Phenomena

Phenomena and NGSS

Scientific phenomena are occurrences in the natural and human-made world that can be observed and cause one to wonder and ask questions. Phenomena-based instruction is a primary feature of the NGSS classroom. A three-dimensional learning approach requires students to use the Science and Engineering Practices, Crosscutting Concepts, and Disciplinary Core Ideas in concert to explore, investigate, and explain how and why phenomena occur. The complexity of a student explanation should be appropriate to the learning progression at the grade span.

Phenomena do not have to be phenomenal. Often simple events, when looking at them through a scientific eye, can elicit curiosity and questions in students and adults. Such wonderment is the beginning of engagement in which answers to questions are sought.

When choosing useful phenomenon for classroom use, the scale or size of phenomena is important. Determining the grain size of a phenomenon involves considering the length of instructional time required to teach it, the depth of student explanation possible, and the complexity of the phenomenon itself. In the same way a jigsaw puzzle can be broken down into individual pieces, larger phenomena can be broken down into smaller phenomena. By having students observe and explain smaller related phenomena first, they can then be challenged to explain the larger and more complicated larger phenomenon.

Anchoring and Investigative Phenomena

We call the larger phenomena anchoring phenomena and the smaller phenomena investigative phenomena which are defined below.

Anchoring Phenomena

Anchoring phenomena are the focus of an instructional unit and connect student learning across multiple weeks of instruction. They often require significant or in depth understanding of several science ideas as well as multiple lines of evidence and reasoning to adequately explain. Because of their size or scale, students may only be able to explain particular aspects of an anchoring phenomena.

Investigative Phenomena

Investigative phenomena are used in instructional sequences (across several lessons) to provide students personal experience with observable events where an evidence based explanation can be constructed. They often require understanding or use of a fewer number of connected science ideas to explain. By explaining investigative phenomena, students begin to explain aspects of an anchoring phenomena.

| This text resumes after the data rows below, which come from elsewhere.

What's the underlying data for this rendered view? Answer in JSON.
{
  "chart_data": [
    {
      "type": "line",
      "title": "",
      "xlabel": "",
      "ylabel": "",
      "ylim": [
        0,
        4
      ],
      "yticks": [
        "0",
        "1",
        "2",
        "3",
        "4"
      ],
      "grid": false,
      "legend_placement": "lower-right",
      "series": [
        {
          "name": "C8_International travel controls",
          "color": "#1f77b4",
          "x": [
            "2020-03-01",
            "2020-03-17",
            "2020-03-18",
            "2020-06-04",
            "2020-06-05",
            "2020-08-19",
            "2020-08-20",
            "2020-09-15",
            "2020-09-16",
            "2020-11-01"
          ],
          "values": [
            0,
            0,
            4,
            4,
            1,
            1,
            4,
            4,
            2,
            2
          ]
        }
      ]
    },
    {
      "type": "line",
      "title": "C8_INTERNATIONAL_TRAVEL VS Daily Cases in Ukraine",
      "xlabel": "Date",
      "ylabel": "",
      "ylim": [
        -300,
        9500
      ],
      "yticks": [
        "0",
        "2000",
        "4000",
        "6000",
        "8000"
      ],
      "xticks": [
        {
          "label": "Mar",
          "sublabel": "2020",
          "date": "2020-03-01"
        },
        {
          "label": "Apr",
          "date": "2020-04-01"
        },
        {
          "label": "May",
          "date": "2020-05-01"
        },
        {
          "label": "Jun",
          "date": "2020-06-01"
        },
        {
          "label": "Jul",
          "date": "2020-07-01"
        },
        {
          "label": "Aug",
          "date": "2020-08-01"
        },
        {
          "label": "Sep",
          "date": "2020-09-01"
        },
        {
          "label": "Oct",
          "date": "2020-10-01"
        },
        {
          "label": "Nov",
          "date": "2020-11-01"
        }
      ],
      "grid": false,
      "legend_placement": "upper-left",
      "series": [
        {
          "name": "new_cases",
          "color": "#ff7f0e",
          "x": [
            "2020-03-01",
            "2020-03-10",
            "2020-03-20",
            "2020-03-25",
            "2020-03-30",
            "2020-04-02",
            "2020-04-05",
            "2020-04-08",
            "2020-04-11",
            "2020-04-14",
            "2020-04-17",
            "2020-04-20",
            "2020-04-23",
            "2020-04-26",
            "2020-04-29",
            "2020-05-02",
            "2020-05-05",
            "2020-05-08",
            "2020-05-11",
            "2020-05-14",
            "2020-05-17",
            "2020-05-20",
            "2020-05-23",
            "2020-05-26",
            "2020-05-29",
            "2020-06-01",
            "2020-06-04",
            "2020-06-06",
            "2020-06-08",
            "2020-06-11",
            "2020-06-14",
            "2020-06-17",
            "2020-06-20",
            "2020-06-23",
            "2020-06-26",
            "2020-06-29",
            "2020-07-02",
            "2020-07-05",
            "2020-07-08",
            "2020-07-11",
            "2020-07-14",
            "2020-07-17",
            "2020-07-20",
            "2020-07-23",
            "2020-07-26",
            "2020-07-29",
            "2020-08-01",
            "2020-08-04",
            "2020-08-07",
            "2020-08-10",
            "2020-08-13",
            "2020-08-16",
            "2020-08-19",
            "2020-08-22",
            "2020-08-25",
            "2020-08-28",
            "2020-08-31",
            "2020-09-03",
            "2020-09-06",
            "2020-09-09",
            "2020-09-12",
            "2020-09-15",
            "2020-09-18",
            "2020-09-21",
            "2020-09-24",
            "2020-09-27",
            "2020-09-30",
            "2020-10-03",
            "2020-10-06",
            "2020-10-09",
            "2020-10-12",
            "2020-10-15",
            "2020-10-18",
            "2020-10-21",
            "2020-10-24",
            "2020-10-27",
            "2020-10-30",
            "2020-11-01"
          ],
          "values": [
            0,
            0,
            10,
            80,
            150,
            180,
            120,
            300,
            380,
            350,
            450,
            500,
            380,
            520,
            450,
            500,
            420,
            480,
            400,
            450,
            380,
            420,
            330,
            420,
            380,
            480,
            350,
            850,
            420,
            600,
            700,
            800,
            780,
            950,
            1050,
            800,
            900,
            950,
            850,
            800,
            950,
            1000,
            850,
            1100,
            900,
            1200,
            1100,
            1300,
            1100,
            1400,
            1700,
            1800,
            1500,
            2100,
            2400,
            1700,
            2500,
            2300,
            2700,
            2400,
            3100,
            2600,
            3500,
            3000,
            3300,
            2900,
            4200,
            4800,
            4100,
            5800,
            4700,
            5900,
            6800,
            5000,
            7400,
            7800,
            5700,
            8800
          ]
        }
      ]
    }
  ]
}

The above text is borrowed from #ProjectPhenomena

Phenomena-Driven Instruction

"Phenomenon-driven instruction is a significant innovation of the NGSS. This idea is foundational to the resources provided in this document. "By centering science education on phenomena that students are motivated to explain, the focus of learning shifts from learning about a topic to figuring out why or how something happens." Achieve goes on to explain that "Despite their centrality in science and engineering, phenomena have traditionally been a missing piece in science education, which too often has focused on teaching general knowledge that students can have difficulty applying to real world contexts.”

The California Science Framework highlights that a “fundamental principle in the CA NGSS is that students must use the three dimensions to understand specific phenomena, and that phenomena drive science learning.” Northwestern Professor Brian Reiser, a contributing author to the National Research Council’s Framework for K-12 Science Education, shares in an NGSS/Achieve video Using Phenomena in NGSS-Designed Instruction, that “one of the biggest shifts in NGSS is really using phenomena in a different way.” Reiser further explains this shift in the use of phenomena in science classrooms by suggesting that “...rather than teaching the idea first and then giving the phenomena as an exemplar, we often start with the phenomena because that is the thing that we need to explain, that is the thing that motivates the knowledge that we need to figure out….maybe continuing to return to the phenomena as we make more and more progress and build more sophisticated versions of that understanding. So they’re not something we bring in after the fact. They’re something that we thread through and become the context in which we are applying the science knowledge as we’re building it.”

This emphasis on phenomena-driven instruction requires a significant shift in how science teachers approach planning, teaching, and assessment. The Essential Learning Events described in this document and the supporting resources provided for each event attempt to provide teachers with the necessary background and strategies to meaningfully engage students in the exploration and explanation of phenomena through quality learning experiences."